The metabolic profile of early Huntington's disease- a combined human and transgenic mouse study

Huntingtons disease (HD) is a debilitating autosomal dominant, neurodegenerative disease with a fatal prognosis. Classical symptoms include motor disturbances, subcortical dementia and psychiatric symptoms but are not restricted to this triad. Patients often experience other problems such as weight loss, although why and when this occurs in the disease course is not known.
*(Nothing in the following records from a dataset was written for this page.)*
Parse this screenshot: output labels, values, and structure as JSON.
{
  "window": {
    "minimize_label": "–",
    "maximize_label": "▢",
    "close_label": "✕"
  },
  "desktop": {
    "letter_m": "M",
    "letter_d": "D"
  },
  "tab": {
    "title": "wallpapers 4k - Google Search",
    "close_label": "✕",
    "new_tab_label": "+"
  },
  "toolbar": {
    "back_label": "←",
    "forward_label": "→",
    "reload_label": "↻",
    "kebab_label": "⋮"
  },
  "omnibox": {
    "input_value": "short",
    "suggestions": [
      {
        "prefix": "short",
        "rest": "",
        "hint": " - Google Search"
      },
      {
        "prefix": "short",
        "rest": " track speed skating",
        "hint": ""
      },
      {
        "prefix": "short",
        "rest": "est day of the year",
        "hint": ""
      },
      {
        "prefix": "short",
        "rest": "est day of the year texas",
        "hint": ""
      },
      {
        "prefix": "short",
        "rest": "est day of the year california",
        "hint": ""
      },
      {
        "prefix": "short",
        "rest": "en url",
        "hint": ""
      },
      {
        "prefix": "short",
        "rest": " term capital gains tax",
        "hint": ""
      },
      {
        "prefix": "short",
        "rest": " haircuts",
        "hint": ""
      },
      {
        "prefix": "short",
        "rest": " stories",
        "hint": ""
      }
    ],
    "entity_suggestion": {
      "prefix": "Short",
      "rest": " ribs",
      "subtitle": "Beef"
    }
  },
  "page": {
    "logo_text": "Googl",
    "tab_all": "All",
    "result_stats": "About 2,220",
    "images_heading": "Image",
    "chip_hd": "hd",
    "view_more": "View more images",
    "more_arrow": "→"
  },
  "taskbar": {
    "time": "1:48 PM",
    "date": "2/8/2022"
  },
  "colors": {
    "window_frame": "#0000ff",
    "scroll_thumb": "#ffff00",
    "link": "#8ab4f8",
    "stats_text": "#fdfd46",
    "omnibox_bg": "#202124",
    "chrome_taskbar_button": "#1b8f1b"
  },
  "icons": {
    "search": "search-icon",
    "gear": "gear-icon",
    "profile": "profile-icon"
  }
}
We studied metabolism using whole body indirect calorimetry in both early stage HD patients and in the R6/2 transgenic mouse model of HD, at times before and after they displayed signs of disease. Using this combined approach we found that patients with early HD tended to be in negative energy balance for reasons not related to their movement disorder, which was paralleled in the transgenic R6/2 mice. These mice had significantly elevated total energy expenditure as they developed overt disease with weight loss due primarily to a loss of muscle bulk. This study has shown for the first time that in HD there is the development of early negative energy balance, which in turn may cause weight loss with loss of muscle bulk in particular. The reason for this is not known but may reflect a catabolic state secondary to hypothalamic pathology, as abnormalities have been reported in the hypothalamus early in the disease course.